There was nothing else she supposed to do, no other option there to find.
She sighed long and hard and her heart shuddered deeply, fear and doubt assailed.
Then all at once she laid it down, the burden of all her years.
And all at once it disappeared as it fell clattering down the abyss.
And all at once it was gone forever and never again.
And she stood upright for the first time in years and an age
And she stretched and cricked and cracked and settled in.
And the man sighed in relief, he finally saw what he knew was true
What he had seen just a glimpse of that day asleep on the road
The hope that had kept him following her trail down the long road
The belief that he knew that under that burden was something he’d never seen
And sure as he stood there two wings unfurled before him in all their glory.
They grew from the back of the bright young lady, as they had for years now
But nobody had ever seen the wings; she had never felt the wind roll through them.
They were crushed beneath the packs and sacks and bricks and sundry items.
And her toes stretched to find the ground beneath them.
But the wings held her aloft now, shining in the sun she had not seen in so long
A single feather fluttered down to land in the kind man’s hand.
And she smiled at him again; her eyes welled with the light of many days.
And he pulled from out of his pocket a feather just like the other.
And a tear rolled down his face so happy was he to know he had not been wrong.
For she had left the other lying on his cheek on the day that they had met
And he followed fast behind her from then on just waiting for the roads end.

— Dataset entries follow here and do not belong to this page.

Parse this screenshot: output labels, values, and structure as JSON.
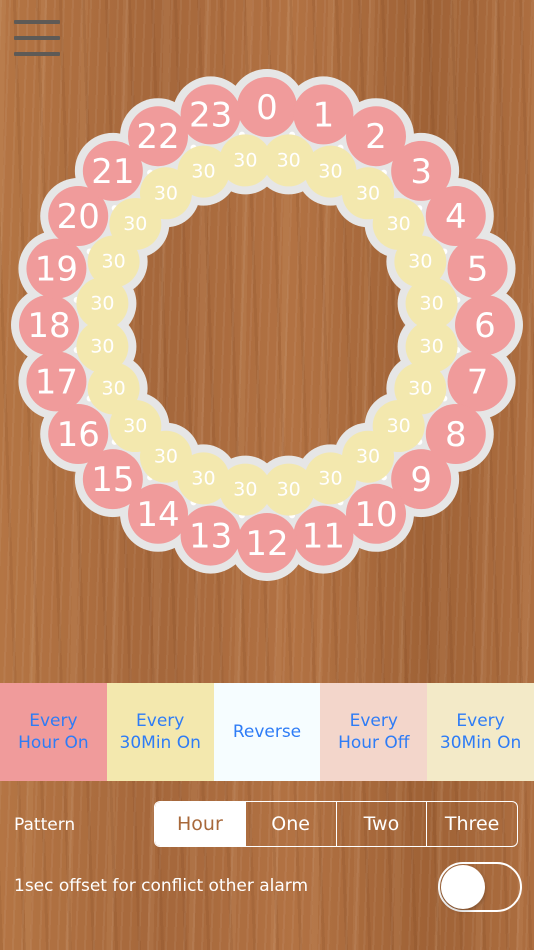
{
  "menu": {
    "icon": "hamburger-menu-icon"
  },
  "dial": {
    "hours": [
      "0",
      "1",
      "2",
      "3",
      "4",
      "5",
      "6",
      "7",
      "8",
      "9",
      "10",
      "11",
      "12",
      "13",
      "14",
      "15",
      "16",
      "17",
      "18",
      "19",
      "20",
      "21",
      "22",
      "23"
    ],
    "half_hour_label": "30",
    "hour_color": "#f09b9b",
    "half_color": "#f3e8ae",
    "rim_color": "#e6e6e6"
  },
  "modes": [
    {
      "label": "Every\nHour On",
      "bg": "#f09b9b"
    },
    {
      "label": "Every\n30Min On",
      "bg": "#f3e8ae"
    },
    {
      "label": "Reverse",
      "bg": "#f6fdff"
    },
    {
      "label": "Every\nHour Off",
      "bg": "#f3d6cb"
    },
    {
      "label": "Every\n30Min On",
      "bg": "#f3eac8"
    }
  ],
  "pattern": {
    "label": "Pattern",
    "options": [
      "Hour",
      "One",
      "Two",
      "Three"
    ],
    "selected": "Hour"
  },
  "offset": {
    "label": "1sec offset for conflict other alarm",
    "enabled": false
  },
  "colors": {
    "accent": "#2e7cf6",
    "wood": "#a8683a"
  }
}
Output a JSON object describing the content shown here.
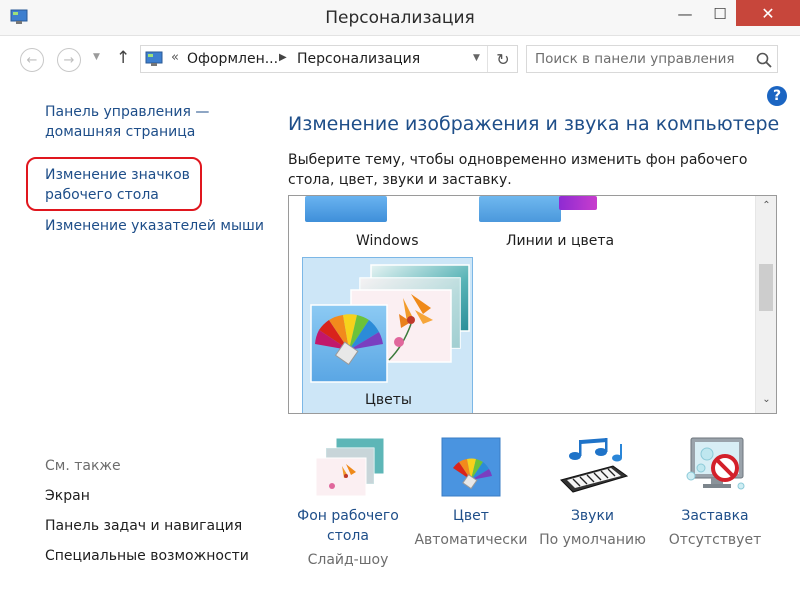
{
  "window": {
    "title": "Персонализация",
    "minimize": "—",
    "maximize": "☐",
    "close": "✕"
  },
  "nav": {
    "back": "←",
    "forward": "→",
    "history_dropdown": "▼",
    "up": "↑",
    "breadcrumb": {
      "overflow": "«",
      "items": [
        "Оформлен...",
        "Персонализация"
      ],
      "separator": "▶"
    },
    "address_dropdown": "▼",
    "refresh": "↻",
    "search_placeholder": "Поиск в панели управления"
  },
  "help": "?",
  "sidebar": {
    "home_link": "Панель управления — домашняя страница",
    "links": [
      "Изменение значков рабочего стола",
      "Изменение указателей мыши"
    ],
    "see_also_label": "См. также",
    "see_also": [
      "Экран",
      "Панель задач и навигация",
      "Специальные возможности"
    ]
  },
  "main": {
    "heading": "Изменение изображения и звука на компьютере",
    "description": "Выберите тему, чтобы одновременно изменить фон рабочего стола, цвет, звуки и заставку.",
    "themes": [
      {
        "label": "Windows"
      },
      {
        "label": "Линии и цвета"
      },
      {
        "label": "Цветы",
        "selected": true
      }
    ],
    "scroll_up": "⌃",
    "scroll_down": "⌄"
  },
  "settings": [
    {
      "link": "Фон рабочего стола",
      "sub": "Слайд-шоу",
      "icon": "desktop-background-icon"
    },
    {
      "link": "Цвет",
      "sub": "Автоматически",
      "icon": "color-palette-icon"
    },
    {
      "link": "Звуки",
      "sub": "По умолчанию",
      "icon": "sounds-icon"
    },
    {
      "link": "Заставка",
      "sub": "Отсутствует",
      "icon": "screensaver-icon"
    }
  ],
  "colors": {
    "link": "#1e4e89",
    "close_button": "#c7463b",
    "selection": "#cde6f7",
    "highlight": "#e0161e"
  }
}
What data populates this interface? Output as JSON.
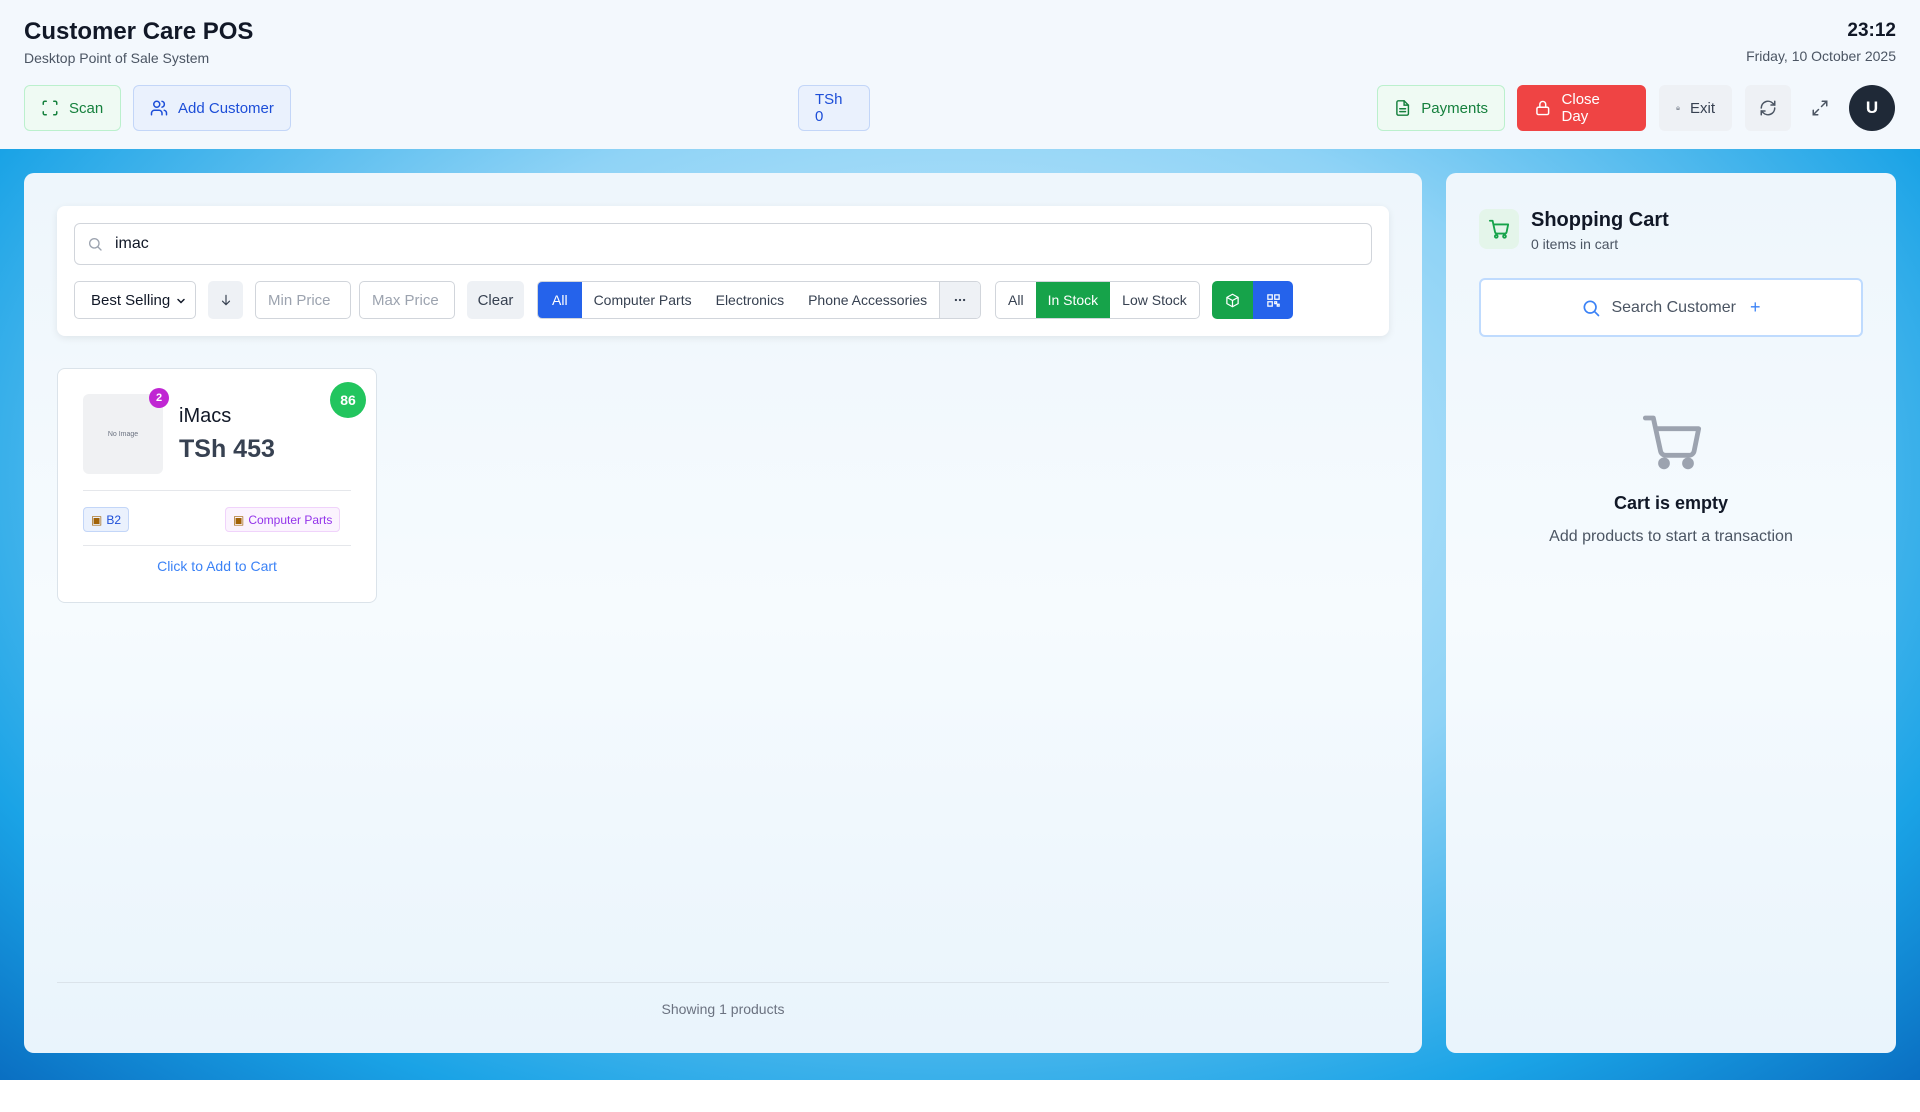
{
  "header": {
    "title": "Customer Care POS",
    "subtitle": "Desktop Point of Sale System",
    "time": "23:12",
    "date": "Friday, 10 October 2025",
    "scan_label": "Scan",
    "add_customer_label": "Add Customer",
    "cart_total": "TSh 0",
    "payments_label": "Payments",
    "close_day_label": "Close Day",
    "exit_label": "Exit",
    "avatar_initial": "U"
  },
  "filters": {
    "search_value": "imac",
    "sort_selected": "Best Selling",
    "min_price_placeholder": "Min Price",
    "max_price_placeholder": "Max Price",
    "clear_label": "Clear",
    "categories": [
      "All",
      "Computer Parts",
      "Electronics",
      "Phone Accessories"
    ],
    "active_category": "All",
    "stock_options": [
      "All",
      "In Stock",
      "Low Stock"
    ],
    "active_stock": "In Stock"
  },
  "products": [
    {
      "name": "iMacs",
      "price": "TSh 453",
      "stock": "86",
      "image_badge": "2",
      "image_placeholder": "No Image",
      "location_tag": "B2",
      "category_tag": "Computer Parts",
      "action_label": "Click to Add to Cart"
    }
  ],
  "footer": {
    "showing": "Showing 1 products"
  },
  "cart": {
    "title": "Shopping Cart",
    "count": "0 items in cart",
    "search_customer": "Search Customer",
    "empty_title": "Cart is empty",
    "empty_subtitle": "Add products to start a transaction"
  },
  "colors": {
    "primary_blue": "#2563eb",
    "success_green": "#16a34a",
    "danger_red": "#ef4444",
    "badge_purple": "#c026d3"
  },
  "icons": {
    "scan": "scan-icon",
    "add_customer": "users-icon",
    "payments": "document-icon",
    "close_day": "lock-icon",
    "exit": "home-icon",
    "refresh": "refresh-icon",
    "expand": "expand-icon",
    "cart": "cart-icon"
  }
}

“The burden was so much more than I had ever known” She said with a tear
“Had I set it down years ago I could have seen these wings had grown.”
“So many miles are behind me now, so many wasted days gone by.”
“But all the while beneath my burden were wings to make me fly.”
She turned her eyes upward now, the sky the gift she could now have
She took the kind man by the hand and together they rose into the air.
And from way up high they looked upon the miles of the road
So small it seemed now that their feet need never touch the ground again.
Moral:
If you never put a burden down, even for the noblest of reasons, you’ll never know how truly heavy it is or what you’ve become beneath it.